This past Thursday Chief John Dillan, who was accompanied by Officer Ray and Bob Watrous, the Dean of Students, addressed students’ concerns in a safety forum hosted by the Student Government Board. With crime recently on the rise, staff, students and parents are concerned with both on and off-campus safety.
Dillan hoped to settle some fears by announcing that security officers have been patrolling the hallways of university dorms to ensure students safety. When a member of the audience expressed her concern about patrolling officers “invading students privacy,” Dillan assured her that dorm hallways are public place and that officers will not be armed, only “observing and reporting, like a [community assistant].”
Dillan explained that the security officers are put through a six week long training process in which they are taught “what to expect” working on a college campus and how to deal with college students. There may also be an increase in bag-checks in the future for security purposes.
Progress is also being made off-campus. Lights were just installed in the parking lot behind the Administration building and cameras will also be installed soon. Currently there is $500,000 worth of lighting on Main St. along with 12 cameras downtown. Dillan made it clear that cameras are only used in the case of an accident or a subject of interest–they are not being monitored 24/7 because that costs more money and these cameras are the “best use of money.”

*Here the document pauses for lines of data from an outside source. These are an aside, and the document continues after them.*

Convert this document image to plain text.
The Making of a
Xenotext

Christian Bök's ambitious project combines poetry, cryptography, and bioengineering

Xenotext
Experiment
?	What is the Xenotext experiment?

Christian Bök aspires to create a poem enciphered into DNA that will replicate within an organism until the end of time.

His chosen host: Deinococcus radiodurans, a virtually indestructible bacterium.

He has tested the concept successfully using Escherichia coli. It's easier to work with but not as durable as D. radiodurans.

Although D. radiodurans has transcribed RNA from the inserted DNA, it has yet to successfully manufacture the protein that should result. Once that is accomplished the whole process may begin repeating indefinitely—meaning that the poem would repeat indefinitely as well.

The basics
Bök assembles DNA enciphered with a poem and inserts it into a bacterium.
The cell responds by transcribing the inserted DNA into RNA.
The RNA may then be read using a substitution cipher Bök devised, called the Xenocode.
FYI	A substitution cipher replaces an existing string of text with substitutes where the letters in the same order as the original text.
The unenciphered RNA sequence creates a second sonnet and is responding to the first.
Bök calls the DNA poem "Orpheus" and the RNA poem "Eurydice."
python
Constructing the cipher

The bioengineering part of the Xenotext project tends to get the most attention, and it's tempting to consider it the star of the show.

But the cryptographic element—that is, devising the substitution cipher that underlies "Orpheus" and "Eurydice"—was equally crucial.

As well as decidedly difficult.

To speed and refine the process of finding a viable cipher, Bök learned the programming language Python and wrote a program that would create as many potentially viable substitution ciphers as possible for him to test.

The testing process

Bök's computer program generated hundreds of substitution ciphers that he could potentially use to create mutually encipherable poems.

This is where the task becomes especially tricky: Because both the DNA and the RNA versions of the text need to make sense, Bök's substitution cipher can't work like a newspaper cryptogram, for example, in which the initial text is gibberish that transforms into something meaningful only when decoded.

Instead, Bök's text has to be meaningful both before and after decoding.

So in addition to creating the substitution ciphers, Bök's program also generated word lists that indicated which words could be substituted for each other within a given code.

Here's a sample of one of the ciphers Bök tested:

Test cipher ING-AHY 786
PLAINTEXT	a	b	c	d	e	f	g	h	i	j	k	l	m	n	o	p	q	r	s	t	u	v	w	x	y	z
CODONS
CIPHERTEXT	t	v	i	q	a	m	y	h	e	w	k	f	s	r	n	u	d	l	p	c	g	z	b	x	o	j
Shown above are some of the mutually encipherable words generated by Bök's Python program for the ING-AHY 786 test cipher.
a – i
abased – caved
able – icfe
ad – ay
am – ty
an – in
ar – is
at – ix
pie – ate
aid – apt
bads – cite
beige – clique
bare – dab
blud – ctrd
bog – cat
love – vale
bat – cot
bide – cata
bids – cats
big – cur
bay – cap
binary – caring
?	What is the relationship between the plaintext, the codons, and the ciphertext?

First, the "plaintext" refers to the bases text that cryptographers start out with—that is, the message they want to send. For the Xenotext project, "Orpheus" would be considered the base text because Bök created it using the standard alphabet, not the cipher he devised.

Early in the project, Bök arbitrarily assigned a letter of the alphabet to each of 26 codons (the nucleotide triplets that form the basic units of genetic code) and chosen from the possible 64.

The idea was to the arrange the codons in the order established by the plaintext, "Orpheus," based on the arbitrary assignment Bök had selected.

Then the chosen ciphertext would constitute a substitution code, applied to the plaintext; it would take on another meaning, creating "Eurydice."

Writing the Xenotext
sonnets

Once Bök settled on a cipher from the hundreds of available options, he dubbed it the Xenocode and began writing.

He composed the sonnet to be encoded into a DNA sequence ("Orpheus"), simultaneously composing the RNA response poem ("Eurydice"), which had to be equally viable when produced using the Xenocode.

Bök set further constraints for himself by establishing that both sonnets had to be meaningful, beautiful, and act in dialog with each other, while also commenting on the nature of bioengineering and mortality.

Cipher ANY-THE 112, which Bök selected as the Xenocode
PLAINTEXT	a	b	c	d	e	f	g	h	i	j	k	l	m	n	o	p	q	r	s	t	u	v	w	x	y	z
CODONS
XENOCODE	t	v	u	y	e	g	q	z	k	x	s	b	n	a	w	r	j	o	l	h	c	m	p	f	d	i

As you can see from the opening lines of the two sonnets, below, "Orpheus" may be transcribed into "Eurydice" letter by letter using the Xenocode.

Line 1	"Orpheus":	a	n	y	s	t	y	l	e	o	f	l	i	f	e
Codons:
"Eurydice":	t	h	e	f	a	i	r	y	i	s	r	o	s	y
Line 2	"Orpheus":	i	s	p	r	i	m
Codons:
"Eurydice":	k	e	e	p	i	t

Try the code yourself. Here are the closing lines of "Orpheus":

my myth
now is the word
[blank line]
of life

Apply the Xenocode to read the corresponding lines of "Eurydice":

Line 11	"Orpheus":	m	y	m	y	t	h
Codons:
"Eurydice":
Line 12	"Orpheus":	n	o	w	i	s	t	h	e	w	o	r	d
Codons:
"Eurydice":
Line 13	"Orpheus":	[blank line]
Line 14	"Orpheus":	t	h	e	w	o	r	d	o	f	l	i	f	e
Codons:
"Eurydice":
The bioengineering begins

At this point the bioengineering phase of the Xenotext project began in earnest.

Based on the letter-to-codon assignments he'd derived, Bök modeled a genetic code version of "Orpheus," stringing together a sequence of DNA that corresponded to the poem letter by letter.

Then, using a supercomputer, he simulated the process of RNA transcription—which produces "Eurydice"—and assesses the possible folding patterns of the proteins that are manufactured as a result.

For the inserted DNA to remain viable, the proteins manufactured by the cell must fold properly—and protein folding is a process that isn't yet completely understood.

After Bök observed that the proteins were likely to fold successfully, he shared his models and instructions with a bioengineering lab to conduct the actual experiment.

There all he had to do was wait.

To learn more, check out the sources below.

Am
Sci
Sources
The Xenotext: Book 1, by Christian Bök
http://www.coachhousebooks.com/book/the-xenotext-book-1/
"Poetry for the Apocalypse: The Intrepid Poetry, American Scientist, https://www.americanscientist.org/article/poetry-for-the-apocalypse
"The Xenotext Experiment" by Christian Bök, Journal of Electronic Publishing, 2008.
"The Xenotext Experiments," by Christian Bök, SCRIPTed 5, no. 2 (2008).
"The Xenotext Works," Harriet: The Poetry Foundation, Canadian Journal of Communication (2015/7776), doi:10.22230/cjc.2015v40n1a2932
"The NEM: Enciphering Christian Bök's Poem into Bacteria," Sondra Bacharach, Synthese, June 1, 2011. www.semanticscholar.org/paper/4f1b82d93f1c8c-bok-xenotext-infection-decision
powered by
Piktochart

Rape Aggression Defense training (RAD) classes are offered for students on campus for free, twice a semester. RAD classes are self-defense classes consisting of a three-hour lecture with safety tips, 6 hours of technique and lastly, one optional 3-hour class in which students can “beat the crap” out of their instructors. They provide individual experiences for males and females.
Dillan told students about the Berks County Crime Alert, which is a 1-800 number that can be called to anonymously report a crime. If an arrest is made from your anonymous tip, you will get paid. Dillan said that someone from Kutztown made $1000 this way and that a money incentive is given because otherwise there seems to be a reluctance to get involved.
The shuttle’s five-year contract is up for renewal. Many students are unhappy with the quality of the shuttles, complaining about promptness, reliability and sitting room. Dillan said that if students want a better quality shuttle bus, they will have to expect to pay more money.
He said he is “amazed to see how much [the] shuttle has taken off, it’s standing-room only now,” which must be a drastic change from the empty, underused shuttle busses of three years ago that he spoke about. A decision has yet to be made about the future of the shuttles.
Dillan also explained why perpetrators names are not included in KU Alerts. He said, “The only time we add suspect information is when we’re trying to identify them” and that the police “can’t deny them due process. Just because we caught them doesn’t mean that they aren’t guilty in a court of law.” Dillan said they don’t give the victim’s name(s) in the alerts either, because “everyone on the DMZ would know who they are–we try not to victimize them.”
“I don’t like the alerts,” Dillan said, “It causes instant panic.”
He feels frustrated that the law requires him to put safety tips at the end of each alert, because it sends out a message that it is the victims’ faults that they did not do enough to keep themselves safe, instead of blaming the perpetrator.
“People think that we’re blaming the victim because of the safety tips. No, we’re just complying with federal law.” He said the university could be fined or lose financial aid if they don’t follow specific guidelines of what and what not to include in the alerts.